Ahead Today
G3: US JOLTs Job Opening, US Durable Goods Orders
Asia: Caixin China PMI Manufacturing
Market Highlights
The US Dollar weakened and Asian currencies traded mixed at the start of the week. This may have been driven in part by higher policy uncertainty out of US and question marks around the current US-China tariff pause, with announcement of tariff hikes to 50% from 25% on steel and aluminum products by Trump, together with accusations from both US and China on violations of the Geneva trade détente. Meanwhile, US data was weak and pointed to a continued stagflationary environment, with US ISM Manufacturing declining to 48.5. Details showed new orders and employment remained in the contractionary zone while prices paid were elevated at 69.4. While the details were not as bad as the headline numbers suggest, given a decline in inventories and slight pickup in new orders, the bigger picture is still a negative supply shock for the US from tariffs compounded by significant policy uncertainty.
Taking a step back, the interesting part for markets has also been a continued breakdown in correlation between the US Dollar and US Treasuries, and also correspondingly how the Dollar has not benefited when US data surprises to the downside. In fact, alternative safe haven assets including gold and even some Asian bond markets have benefited during such risk-off periods looking at the price action, and the broader picture may still be questions over the extent of US exceptionalism.

Regional FX
Asian FX performance was mixed than the broad Dollar weakness suggested, with some underperformance in the Thai Baht and South Korean won, while USD/CNH remained flat at around 7.2054 following a climb to 7.22 levels earlier.
The key event for markets in Asia will be South Korea’s Presidential elections, and in particular between the two leading candidates – Lee Jae-myung of the Democractic Party of Korea, and Kim Moon-so of the People Power Party. Latest polls still point to a win by Lee Jae-myung of the DP as the most likely scenario, but the polls have pointed to a tightening race between these 2 candidates. While both candidates are generally supportive of fiscal easing, we note there will likely be a larger fiscal stimulus if Lee Jae-myung were to win. This is both because the DP is generally more supportive of fiscal expansion and bigger government, with Lee Jae-myung proposing an extra budget worth 1.2% of GDP to prop up the economy for instance, and also because a Lee victory would result in both the presidency and parliament under the same party, making it easier for a supplemental budget to get through.

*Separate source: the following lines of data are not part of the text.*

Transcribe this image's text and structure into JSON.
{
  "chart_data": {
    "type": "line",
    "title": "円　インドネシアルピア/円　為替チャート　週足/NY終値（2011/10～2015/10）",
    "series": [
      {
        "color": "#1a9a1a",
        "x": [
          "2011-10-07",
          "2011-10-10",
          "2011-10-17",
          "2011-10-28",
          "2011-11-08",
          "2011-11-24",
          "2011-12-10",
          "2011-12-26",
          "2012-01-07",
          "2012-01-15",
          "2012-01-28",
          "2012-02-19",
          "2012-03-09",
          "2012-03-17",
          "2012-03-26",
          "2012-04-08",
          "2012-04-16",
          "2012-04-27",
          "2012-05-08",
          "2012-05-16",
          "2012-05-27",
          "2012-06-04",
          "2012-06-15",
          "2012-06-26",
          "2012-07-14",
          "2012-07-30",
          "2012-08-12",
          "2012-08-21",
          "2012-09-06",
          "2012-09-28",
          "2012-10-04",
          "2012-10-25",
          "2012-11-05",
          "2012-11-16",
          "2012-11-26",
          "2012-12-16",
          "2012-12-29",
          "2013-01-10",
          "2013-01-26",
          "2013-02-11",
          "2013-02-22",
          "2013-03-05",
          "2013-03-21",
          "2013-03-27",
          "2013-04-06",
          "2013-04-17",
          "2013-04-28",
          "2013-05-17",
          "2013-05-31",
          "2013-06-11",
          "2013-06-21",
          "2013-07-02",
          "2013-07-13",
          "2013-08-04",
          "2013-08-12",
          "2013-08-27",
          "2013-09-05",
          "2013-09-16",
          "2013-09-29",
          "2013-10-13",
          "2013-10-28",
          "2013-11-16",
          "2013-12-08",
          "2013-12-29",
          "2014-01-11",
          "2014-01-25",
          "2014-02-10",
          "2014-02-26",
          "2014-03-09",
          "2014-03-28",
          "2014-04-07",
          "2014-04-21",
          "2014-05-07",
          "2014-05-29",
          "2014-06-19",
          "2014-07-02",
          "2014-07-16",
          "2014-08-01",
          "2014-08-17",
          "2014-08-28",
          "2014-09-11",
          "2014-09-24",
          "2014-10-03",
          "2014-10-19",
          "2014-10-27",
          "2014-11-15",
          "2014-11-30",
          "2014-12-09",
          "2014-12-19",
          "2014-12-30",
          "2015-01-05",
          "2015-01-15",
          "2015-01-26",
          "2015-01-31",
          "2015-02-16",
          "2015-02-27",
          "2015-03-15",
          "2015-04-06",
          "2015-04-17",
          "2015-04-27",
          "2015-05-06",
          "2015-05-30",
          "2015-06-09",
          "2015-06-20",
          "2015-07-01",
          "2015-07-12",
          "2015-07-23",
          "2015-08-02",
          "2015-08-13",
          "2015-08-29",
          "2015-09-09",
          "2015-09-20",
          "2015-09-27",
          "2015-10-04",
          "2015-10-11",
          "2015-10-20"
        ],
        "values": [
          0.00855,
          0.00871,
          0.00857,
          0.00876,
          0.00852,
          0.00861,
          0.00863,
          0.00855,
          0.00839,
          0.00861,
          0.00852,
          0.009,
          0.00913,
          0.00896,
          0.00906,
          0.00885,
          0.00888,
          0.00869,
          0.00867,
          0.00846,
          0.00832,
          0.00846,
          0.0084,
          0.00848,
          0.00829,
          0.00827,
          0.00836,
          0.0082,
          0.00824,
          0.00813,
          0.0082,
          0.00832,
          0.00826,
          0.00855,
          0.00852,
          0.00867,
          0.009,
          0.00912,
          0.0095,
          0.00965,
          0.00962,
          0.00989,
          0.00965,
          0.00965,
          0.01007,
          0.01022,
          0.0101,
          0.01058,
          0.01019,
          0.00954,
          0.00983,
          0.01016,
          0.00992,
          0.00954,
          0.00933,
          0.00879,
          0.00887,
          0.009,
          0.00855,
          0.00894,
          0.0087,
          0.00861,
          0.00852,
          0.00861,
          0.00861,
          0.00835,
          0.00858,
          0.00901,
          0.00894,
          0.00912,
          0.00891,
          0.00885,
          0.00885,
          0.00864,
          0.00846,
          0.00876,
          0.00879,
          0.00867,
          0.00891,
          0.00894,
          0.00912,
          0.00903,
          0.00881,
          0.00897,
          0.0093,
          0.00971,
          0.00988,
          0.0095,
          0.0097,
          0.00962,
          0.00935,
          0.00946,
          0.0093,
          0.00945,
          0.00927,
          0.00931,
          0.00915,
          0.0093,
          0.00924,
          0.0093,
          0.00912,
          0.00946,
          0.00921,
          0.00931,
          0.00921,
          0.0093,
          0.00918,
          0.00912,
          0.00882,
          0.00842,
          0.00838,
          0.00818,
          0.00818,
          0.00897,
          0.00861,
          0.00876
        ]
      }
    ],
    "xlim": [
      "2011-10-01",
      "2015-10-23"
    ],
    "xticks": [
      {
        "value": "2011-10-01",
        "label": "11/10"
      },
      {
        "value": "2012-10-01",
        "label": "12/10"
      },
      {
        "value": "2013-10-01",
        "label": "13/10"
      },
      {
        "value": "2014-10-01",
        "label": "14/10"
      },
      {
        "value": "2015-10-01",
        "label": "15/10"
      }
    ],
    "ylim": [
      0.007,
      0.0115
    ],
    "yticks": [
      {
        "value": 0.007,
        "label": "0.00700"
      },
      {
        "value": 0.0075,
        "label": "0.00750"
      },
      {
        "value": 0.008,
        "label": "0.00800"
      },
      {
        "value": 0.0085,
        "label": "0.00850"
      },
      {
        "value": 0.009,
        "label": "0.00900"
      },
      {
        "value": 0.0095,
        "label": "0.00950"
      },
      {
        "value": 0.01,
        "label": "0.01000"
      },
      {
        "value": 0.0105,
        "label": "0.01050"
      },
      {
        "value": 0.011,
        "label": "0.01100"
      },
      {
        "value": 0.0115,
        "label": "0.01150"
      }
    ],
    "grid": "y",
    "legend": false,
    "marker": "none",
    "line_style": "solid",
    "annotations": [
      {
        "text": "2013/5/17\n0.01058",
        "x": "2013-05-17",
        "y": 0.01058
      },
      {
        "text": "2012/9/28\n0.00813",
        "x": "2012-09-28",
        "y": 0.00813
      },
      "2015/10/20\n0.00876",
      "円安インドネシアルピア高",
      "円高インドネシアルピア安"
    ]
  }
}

While a win by Lee and DP should be good for the South Korean won given the expectation for additional fiscal stimulus coupled with lower policy uncertainty, not all things are equal in practice. We still think the dominant factor for KRW will be the negative impact of tariffs and also the underlying structural weakness of South Korea’s economy including its soft property market and weak domestic demand. As such, we are neutral on KRW and forecast USD/KRW at 1400 by 1Q2026 (see KRW – will it catch up to TWD’s recent gain).
In terms of timing, the polls will end nationwide at 8pm local time (7pm Singapore time), with exit polls released immediately by major broadcasters. The exit polls will give the first indication of who is likely ahead. The initial counts will start to come in from 830pm local time, and if the race is not too close, we should get a good indication from 11pm onwards. For instance, in the 2017 election, candidate Moon Jae-in claimed victory around 11:50pm. If the vote margin is close however, we could only have an official indication early next morning on 4 June. For instance, during the 2022 election which was extremely tight, the winner (Yoon Suk-yeol) was only official declared at 4;40am the morning after election day.